Interfering with the way neurons normally send, receive and process information. In other words, drugs alter normal brain function in about every conceivable way.
Physiologically, the chemical makeup of drugs stimulates the brain’s reward system and floods this area with dopamine. Dopamine is an essential brain neurotransmitter – it regulates emotion, motivation, movement, and pleasure. The euphoric feeling that often accompanies drug use is a reinforcement mechanism that often persuades the “user” to repeat the behavior.
A New Way of Looking at Addiction
There are many things that trigger the release of dopamine. One that is not mentioned too often is human connection. For example, when we’re attracted to or in love with someone, our brain releases dopamine in addition to oxytocin – another “feel good” chemical.

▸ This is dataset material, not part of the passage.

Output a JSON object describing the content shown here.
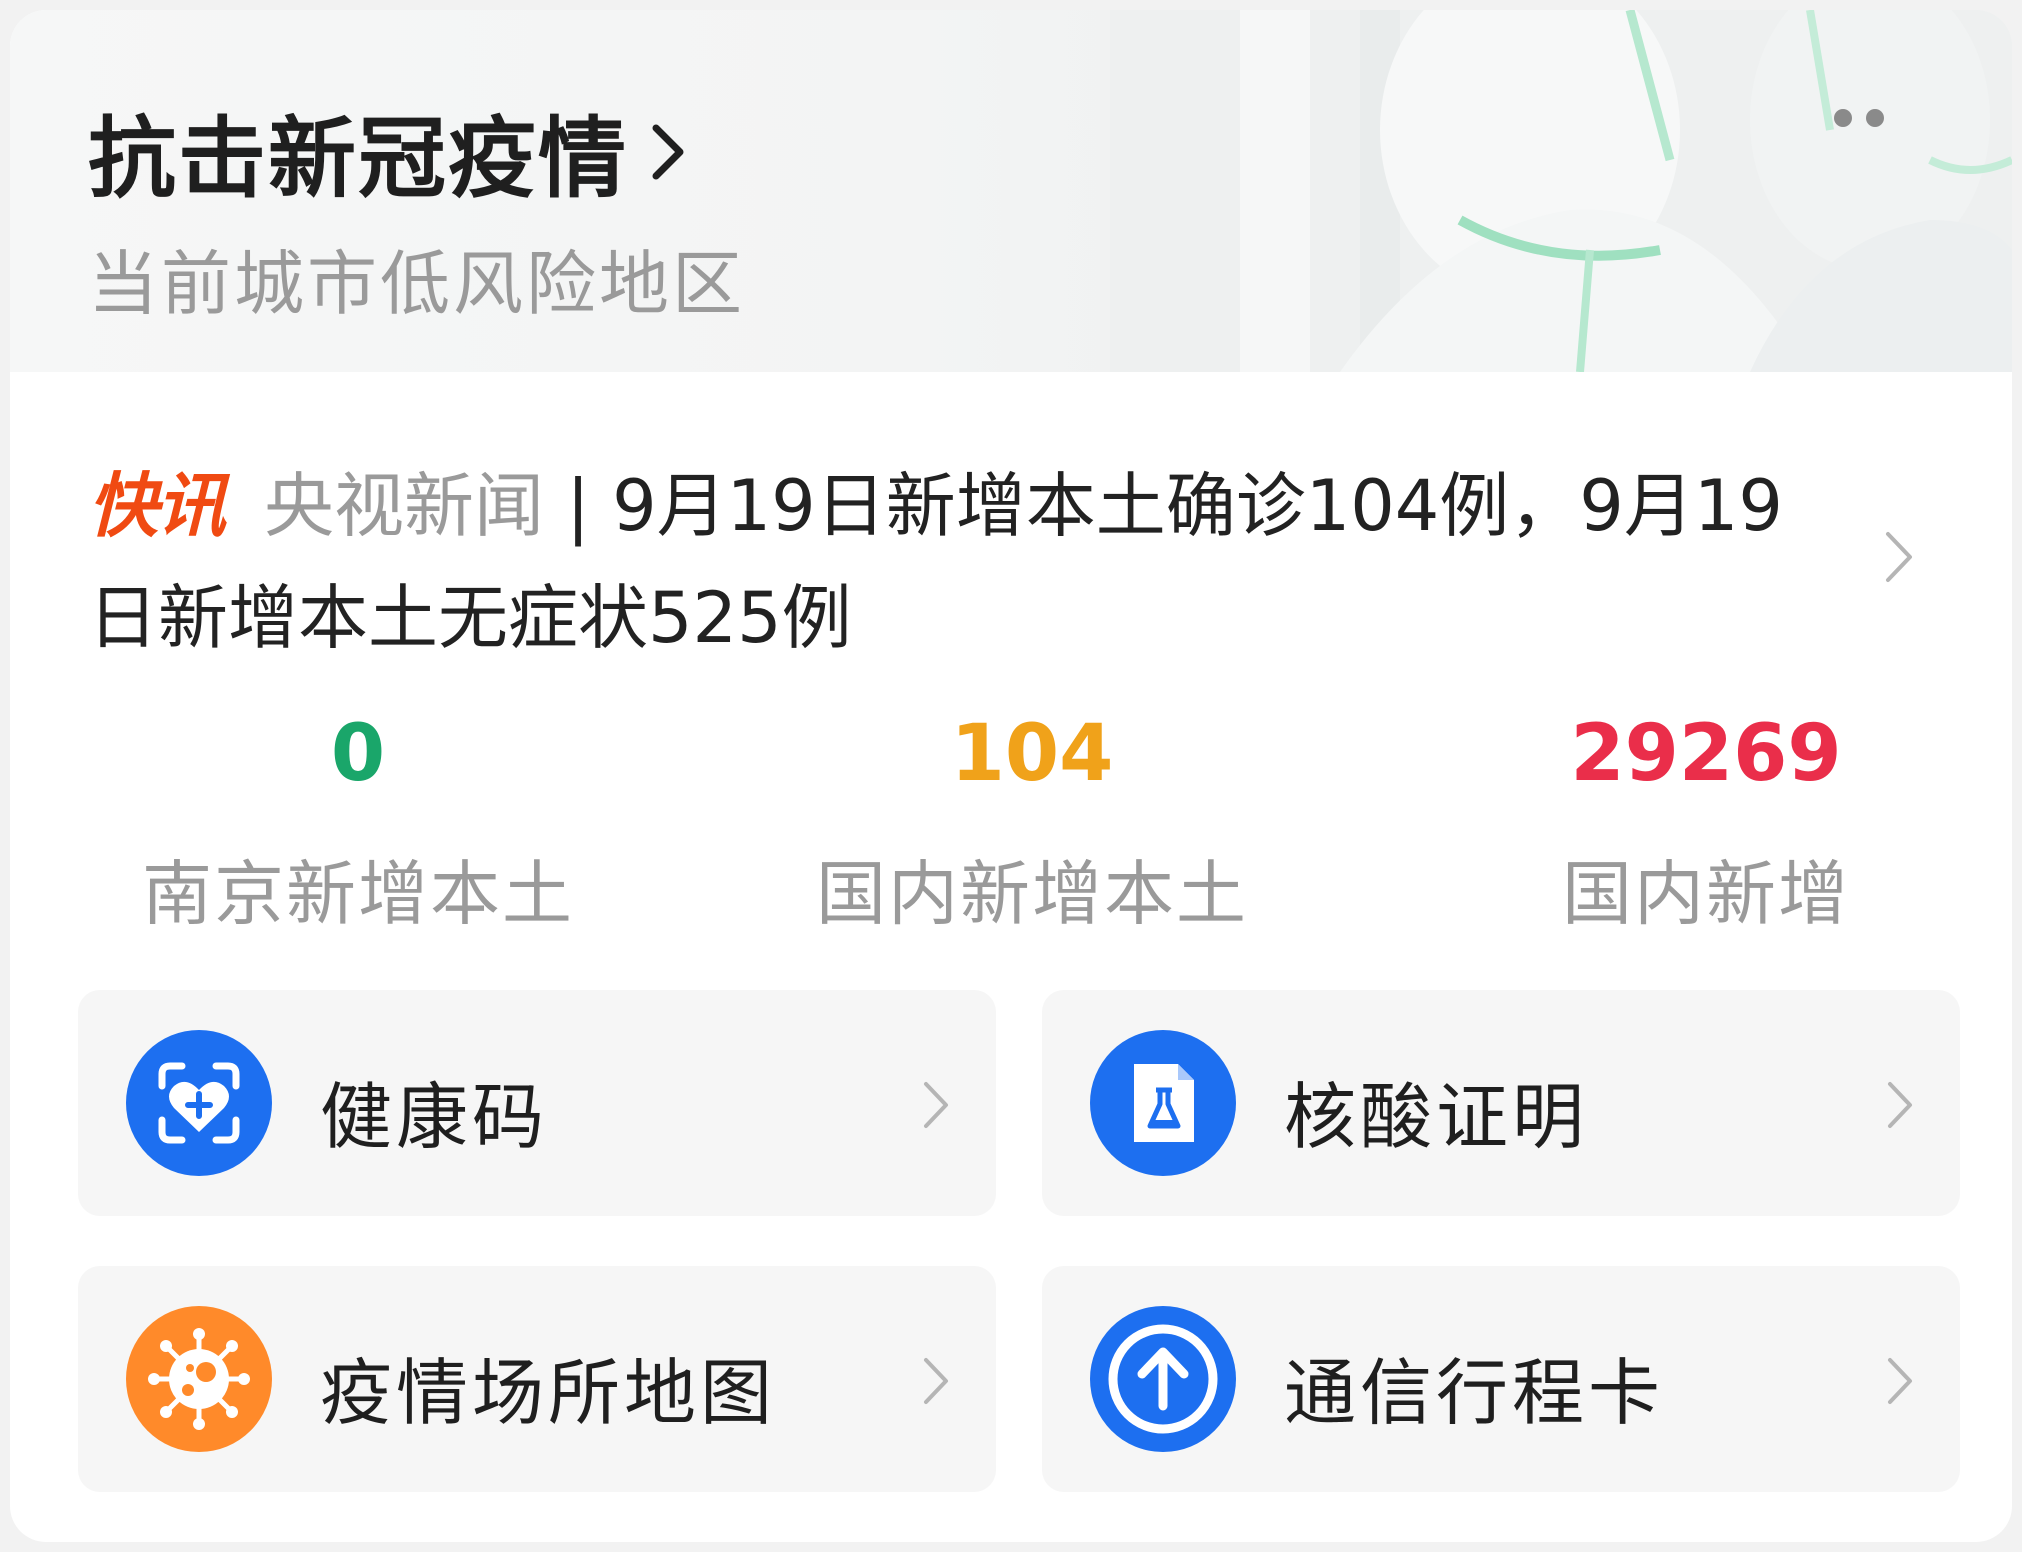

Aside from balanced dopamine and other brain chemical levels, proper development and maintenance of neural function in the brain are required for a healthy brain.

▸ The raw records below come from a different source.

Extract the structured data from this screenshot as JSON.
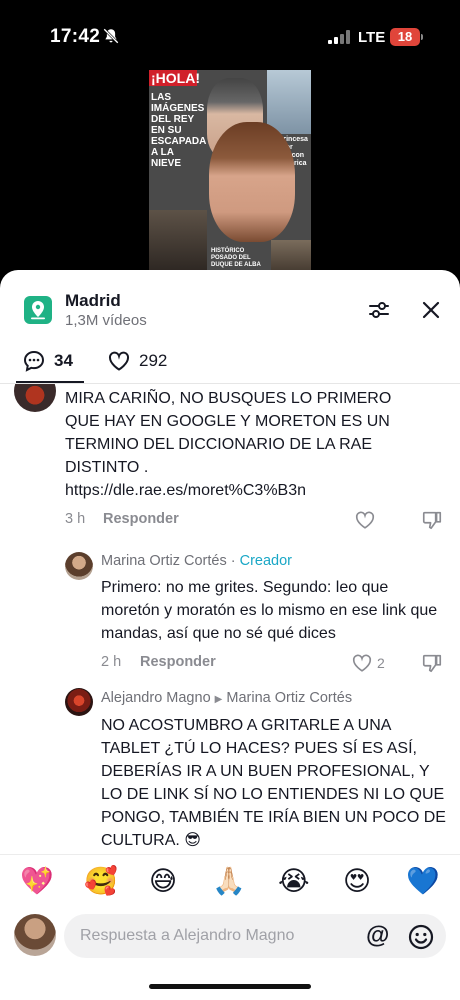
{
  "status_bar": {
    "time": "17:42",
    "network": "LTE",
    "battery": "18"
  },
  "video": {
    "magazine_title": "¡HOLA!",
    "headline": "Las imágenes del Rey en su escapada a la nieve",
    "side_text": "La princesa Leonor esbaracon en América",
    "bottom_text": "Histórico posado del duque de Alba"
  },
  "header": {
    "title": "Madrid",
    "subtitle": "1,3M vídeos"
  },
  "tabs": {
    "comments_count": "34",
    "likes_count": "292"
  },
  "comments": [
    {
      "text": "MIRA CARIÑO, NO BUSQUES LO PRIMERO QUE HAY EN GOOGLE Y MORETON ES UN TERMINO DEL DICCIONARIO DE LA RAE DISTINTO .\nhttps://dle.rae.es/moret%C3%B3n",
      "time": "3 h",
      "reply_label": "Responder"
    },
    {
      "author": "Marina Ortiz Cortés",
      "badge": "Creador",
      "text": "Primero: no me grites. Segundo: leo que moretón y moratón es lo mismo en ese link que mandas, así que no sé qué dices",
      "time": "2 h",
      "reply_label": "Responder",
      "likes": "2"
    },
    {
      "author": "Alejandro Magno",
      "reply_to": "Marina Ortiz Cortés",
      "text": "NO ACOSTUMBRO A GRITARLE A UNA TABLET ¿TÚ LO HACES? PUES SÍ ES ASÍ, DEBERÍAS IR A UN BUEN PROFESIONAL, Y LO DE LINK SÍ NO LO ENTIENDES NI LO QUE PONGO, TAMBIÉN TE IRÍA BIEN UN POCO DE CULTURA. 😎"
    }
  ],
  "emoji_bar": [
    "💖",
    "🥰",
    "😅",
    "🙏🏻",
    "😭",
    "😍",
    "💙"
  ],
  "input": {
    "placeholder": "Respuesta a Alejandro Magno",
    "at_symbol": "@"
  },
  "colors": {
    "accent": "#1fb285",
    "creator": "#1aa7c6",
    "battery": "#e0453a"
  }
}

Any number of factors can alter this delicate chemical balance and cause unintended consequences, such as addiction.
Putting two and two together, a growing number of medical experts are researching a new way of looking at, and ultimately treating, addictive behaviors. More specifically, how emotional disturbances, traumatic events, and relationship-oriented factors correlate to addiction.
Optimal Brain Development Requires Connection
In a 2000 book titled A General Theory of Love, three psychiatrists from the University of California, San Francisco examined the neuroscience behind human connection.

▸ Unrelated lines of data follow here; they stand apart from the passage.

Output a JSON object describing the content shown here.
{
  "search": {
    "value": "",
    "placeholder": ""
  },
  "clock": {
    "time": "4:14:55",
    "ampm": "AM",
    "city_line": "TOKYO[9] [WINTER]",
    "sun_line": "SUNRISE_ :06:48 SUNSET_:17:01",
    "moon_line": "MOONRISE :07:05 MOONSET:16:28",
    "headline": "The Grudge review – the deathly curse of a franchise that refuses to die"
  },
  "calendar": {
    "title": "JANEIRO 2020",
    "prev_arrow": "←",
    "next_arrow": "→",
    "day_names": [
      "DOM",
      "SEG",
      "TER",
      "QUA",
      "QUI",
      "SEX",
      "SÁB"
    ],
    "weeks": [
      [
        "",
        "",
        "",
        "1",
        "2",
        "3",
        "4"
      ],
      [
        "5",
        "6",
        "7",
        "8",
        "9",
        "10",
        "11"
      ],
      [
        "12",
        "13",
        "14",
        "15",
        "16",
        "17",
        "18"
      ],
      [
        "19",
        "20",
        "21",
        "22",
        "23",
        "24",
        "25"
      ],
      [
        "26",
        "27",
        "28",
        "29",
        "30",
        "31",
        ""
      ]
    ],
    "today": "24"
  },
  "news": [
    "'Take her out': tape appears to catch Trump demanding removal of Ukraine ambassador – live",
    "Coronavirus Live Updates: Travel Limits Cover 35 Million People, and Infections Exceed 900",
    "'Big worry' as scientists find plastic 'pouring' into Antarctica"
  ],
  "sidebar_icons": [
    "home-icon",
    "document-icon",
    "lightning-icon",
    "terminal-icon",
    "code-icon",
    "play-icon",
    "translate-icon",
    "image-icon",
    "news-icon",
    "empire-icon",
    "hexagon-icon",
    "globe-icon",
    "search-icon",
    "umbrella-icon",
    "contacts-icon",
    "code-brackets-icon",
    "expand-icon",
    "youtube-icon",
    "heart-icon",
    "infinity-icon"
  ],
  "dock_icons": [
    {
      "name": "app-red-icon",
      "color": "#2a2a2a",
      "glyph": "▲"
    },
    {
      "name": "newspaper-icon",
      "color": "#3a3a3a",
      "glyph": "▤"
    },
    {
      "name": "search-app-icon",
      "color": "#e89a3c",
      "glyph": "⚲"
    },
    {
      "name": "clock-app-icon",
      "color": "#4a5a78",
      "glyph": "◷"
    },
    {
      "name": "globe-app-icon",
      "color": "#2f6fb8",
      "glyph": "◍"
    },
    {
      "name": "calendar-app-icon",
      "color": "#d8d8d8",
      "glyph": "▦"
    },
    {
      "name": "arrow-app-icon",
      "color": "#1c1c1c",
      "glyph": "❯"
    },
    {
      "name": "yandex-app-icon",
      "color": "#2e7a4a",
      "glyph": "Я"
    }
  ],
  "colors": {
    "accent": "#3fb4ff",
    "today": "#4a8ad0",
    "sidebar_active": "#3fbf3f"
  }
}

Co-authors Dr. Thomas Lewis, Dr. Fari Amini and Dr. Richard Lannon, advanced the idea that human beings require social connections in order to develop an optimally functional brain. Relatedly, the scientists discovered that children raised in a nurturing, loving household acquire an emotional resilience that helps them overcome difficult circumstances later in life; whereas, children not raised in this type of environment are more susceptible to emotional trauma and distress.
Putting the Pieces Together
“Ask not why the addiction, but why the pain.” – Dr. Gabor Mate
Gabor Mate is a world-renown physician in the neurological, psychiatric, and psychological fields of medicine. Dr. Mate also happens to be a highly sought-after speaker on the topic of addiction.
In his practice, Dr. Mate counsels many individuals with drug addictions. He has observed the strong correlation that exists between childhood trauma – as a result of limited human connection – and the rates of substance abuse. Dr. Mate concludes that the resulting trauma experienced by a substance abuser has rendered them severely deficient when dealing with emotional distress.
Trauma, especially from a severe lack of human connection, often renders one helpless in dealing with emotional stressors. Tragically, these people all too often turn to drugs and alcohol to deal with them.
Finding a Solution to Addiction
Dr. Mate asks drug abusers to “Ask not why the addiction, but why the pain.”
The doctor is adamant that reestablishing human connection is vital to solving any underlying pain in addicts. This can be a difficult step for an addict to take, as it requires the individual to fully confront and feel pain that has accumulated – and, most likely, been avoided – for a number of years.
Related article: 5 Ways to Overcome Any Addiction
And Dr. Mate states that it can’t be done alone, “You have to be with that pain, but you have to have support.” This reestablishing of human bonds is an attempt to change the neural structure (made possible by neuroplasticity) that allows one to be emotionally resilient.
The “simple” solution, then, is to reestablish human connections and to seek help from knowledgeable people. In other words, allowing oneself to receive and give love that has all too often been missing.